By Troy Vincent Sr.
A generation of visionaries who put their thoughts to action in changing society for the better has passed the baton of equality and justice to a new generation, now more than ever awakened to the challenges of racism, economic and educational disparity, and equality.
What have we learned? What have they taught us? Having spent time with Congressman Lewis as a friend, a mentor and a brother in the Lord, he based his actions on love, nonviolence and peace as guided by his faith in Jesus Christ.
He taught me that we need to work together to make lives better. He advised to stand up for something, be committed to something. Fight for something. Do it for a greater purpose, not just for yourself, but for larger society. Give people a better way, a way of peace, of love and of nonviolence. Respect people. Respect the dignity of all people, of all human beings. Be the best you can be, run the race, never give up, hold on to your dream. Despite interruptions and setbacks, never give in, become bitter or hostile, but leave society more peaceful and create a sense of community.

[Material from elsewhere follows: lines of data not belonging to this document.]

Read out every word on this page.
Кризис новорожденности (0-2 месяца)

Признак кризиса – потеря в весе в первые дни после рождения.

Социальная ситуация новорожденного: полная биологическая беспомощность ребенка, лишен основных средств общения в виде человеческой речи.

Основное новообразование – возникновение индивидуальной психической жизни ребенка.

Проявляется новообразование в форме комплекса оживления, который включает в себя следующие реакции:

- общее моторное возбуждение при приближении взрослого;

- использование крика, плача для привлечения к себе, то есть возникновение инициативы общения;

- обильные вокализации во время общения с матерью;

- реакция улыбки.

As we navigate these unprecedented times–environmentally, socially, politically—I am reminded of the words often repeated by my friend and mentor John Wooten, who says in recognizing the sacrifices of those who paved the way before us, “We drink from wells we did not dig.”
Those leaders who have passed on fought the good fight, had a sense of vision and purpose to make the world better and more just. In their passing, they have placed a mantle upon the generation that follows to engage society. Be a leader, a headlight not a taillight. Be part of a larger family and say “this is what we need to have for the greater good of the community.”We are all one family, not just the American family, but the world family as well.

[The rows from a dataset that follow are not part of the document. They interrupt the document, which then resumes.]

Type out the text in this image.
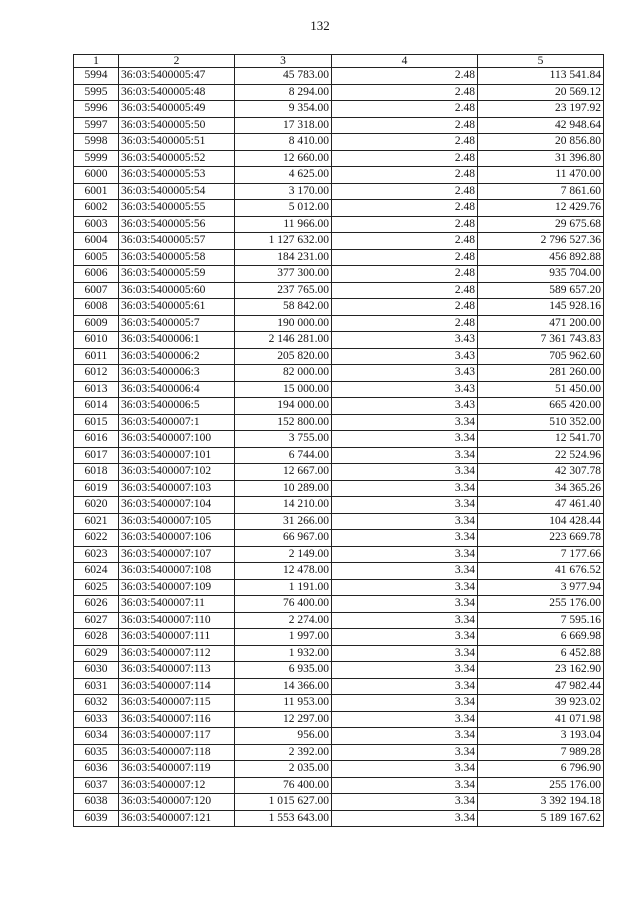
132
1	2	3	4	5
5994	36:03:5400005:47	45 783.00	2.48	113 541.84
5995	36:03:5400005:48	8 294.00	2.48	20 569.12
5996	36:03:5400005:49	9 354.00	2.48	23 197.92
5997	36:03:5400005:50	17 318.00	2.48	42 948.64
5998	36:03:5400005:51	8 410.00	2.48	20 856.80
5999	36:03:5400005:52	12 660.00	2.48	31 396.80
6000	36:03:5400005:53	4 625.00	2.48	11 470.00
6001	36:03:5400005:54	3 170.00	2.48	7 861.60
6002	36:03:5400005:55	5 012.00	2.48	12 429.76
6003	36:03:5400005:56	11 966.00	2.48	29 675.68
6004	36:03:5400005:57	1 127 632.00	2.48	2 796 527.36
6005	36:03:5400005:58	184 231.00	2.48	456 892.88
6006	36:03:5400005:59	377 300.00	2.48	935 704.00
6007	36:03:5400005:60	237 765.00	2.48	589 657.20
6008	36:03:5400005:61	58 842.00	2.48	145 928.16
6009	36:03:5400005:7	190 000.00	2.48	471 200.00
6010	36:03:5400006:1	2 146 281.00	3.43	7 361 743.83
6011	36:03:5400006:2	205 820.00	3.43	705 962.60
6012	36:03:5400006:3	82 000.00	3.43	281 260.00
6013	36:03:5400006:4	15 000.00	3.43	51 450.00
6014	36:03:5400006:5	194 000.00	3.43	665 420.00
6015	36:03:5400007:1	152 800.00	3.34	510 352.00
6016	36:03:5400007:100	3 755.00	3.34	12 541.70
6017	36:03:5400007:101	6 744.00	3.34	22 524.96
6018	36:03:5400007:102	12 667.00	3.34	42 307.78
6019	36:03:5400007:103	10 289.00	3.34	34 365.26
6020	36:03:5400007:104	14 210.00	3.34	47 461.40
6021	36:03:5400007:105	31 266.00	3.34	104 428.44
6022	36:03:5400007:106	66 967.00	3.34	223 669.78
6023	36:03:5400007:107	2 149.00	3.34	7 177.66
6024	36:03:5400007:108	12 478.00	3.34	41 676.52
6025	36:03:5400007:109	1 191.00	3.34	3 977.94
6026	36:03:5400007:11	76 400.00	3.34	255 176.00
6027	36:03:5400007:110	2 274.00	3.34	7 595.16
6028	36:03:5400007:111	1 997.00	3.34	6 669.98
6029	36:03:5400007:112	1 932.00	3.34	6 452.88
6030	36:03:5400007:113	6 935.00	3.34	23 162.90
6031	36:03:5400007:114	14 366.00	3.34	47 982.44
6032	36:03:5400007:115	11 953.00	3.34	39 923.02
6033	36:03:5400007:116	12 297.00	3.34	41 071.98
6034	36:03:5400007:117	956.00	3.34	3 193.04
6035	36:03:5400007:118	2 392.00	3.34	7 989.28
6036	36:03:5400007:119	2 035.00	3.34	6 796.90
6037	36:03:5400007:12	76 400.00	3.34	255 176.00
6038	36:03:5400007:120	1 015 627.00	3.34	3 392 194.18
6039	36:03:5400007:121	1 553 643.00	3.34	5 189 167.62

The history books and the education may not acknowledge their efforts, but the example they have set, the work that they have accomplished, is the legacy that lives in each of us who are drinking from the well they dug. It is a reminder of the responsibility we have toward a better tomorrow.

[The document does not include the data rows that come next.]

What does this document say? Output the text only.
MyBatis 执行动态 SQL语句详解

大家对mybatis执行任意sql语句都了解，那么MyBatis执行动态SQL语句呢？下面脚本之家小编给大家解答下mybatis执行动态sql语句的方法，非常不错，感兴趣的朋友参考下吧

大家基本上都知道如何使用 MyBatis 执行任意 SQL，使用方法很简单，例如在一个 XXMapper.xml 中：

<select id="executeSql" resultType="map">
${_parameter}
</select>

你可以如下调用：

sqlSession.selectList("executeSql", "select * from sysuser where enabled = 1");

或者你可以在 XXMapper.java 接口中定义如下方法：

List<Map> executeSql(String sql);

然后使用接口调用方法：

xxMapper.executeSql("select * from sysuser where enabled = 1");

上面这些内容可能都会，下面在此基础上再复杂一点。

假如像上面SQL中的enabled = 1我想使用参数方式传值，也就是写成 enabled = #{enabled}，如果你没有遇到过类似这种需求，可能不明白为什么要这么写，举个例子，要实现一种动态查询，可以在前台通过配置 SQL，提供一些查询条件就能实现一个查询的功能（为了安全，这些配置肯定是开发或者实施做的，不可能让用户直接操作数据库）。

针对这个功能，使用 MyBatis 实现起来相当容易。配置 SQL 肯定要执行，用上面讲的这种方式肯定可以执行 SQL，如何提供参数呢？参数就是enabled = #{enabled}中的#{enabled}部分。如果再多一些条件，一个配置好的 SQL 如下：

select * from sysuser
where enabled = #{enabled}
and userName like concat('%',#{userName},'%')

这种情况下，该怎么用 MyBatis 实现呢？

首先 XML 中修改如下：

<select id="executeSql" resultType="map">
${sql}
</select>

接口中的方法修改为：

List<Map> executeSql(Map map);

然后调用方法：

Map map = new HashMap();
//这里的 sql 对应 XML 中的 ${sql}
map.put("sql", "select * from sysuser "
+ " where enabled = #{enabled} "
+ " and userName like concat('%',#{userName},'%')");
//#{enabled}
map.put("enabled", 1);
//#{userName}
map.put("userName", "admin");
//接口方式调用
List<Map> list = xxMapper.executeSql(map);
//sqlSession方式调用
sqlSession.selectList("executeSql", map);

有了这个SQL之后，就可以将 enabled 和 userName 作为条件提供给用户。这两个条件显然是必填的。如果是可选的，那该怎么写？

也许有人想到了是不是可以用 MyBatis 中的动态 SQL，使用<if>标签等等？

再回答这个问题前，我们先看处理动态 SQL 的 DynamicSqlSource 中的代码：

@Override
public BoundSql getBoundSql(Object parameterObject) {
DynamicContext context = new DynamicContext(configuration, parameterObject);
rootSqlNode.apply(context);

We can’t thank these leaders enough for their contribution. The example they have set for all cannot be matched. There is an old saying that the man who endures swimming against the stream, knows the strength of it. Let us always remember their endurance and strength; their leadership, tenacity and resiliency, and most of all, their love for others, and their desire to see progress through peace and understanding. In keeping with their legacy, let us stand for good faith and justice. Let us never grow weary in changing hearts…shaking foundations…and providing hope for the future.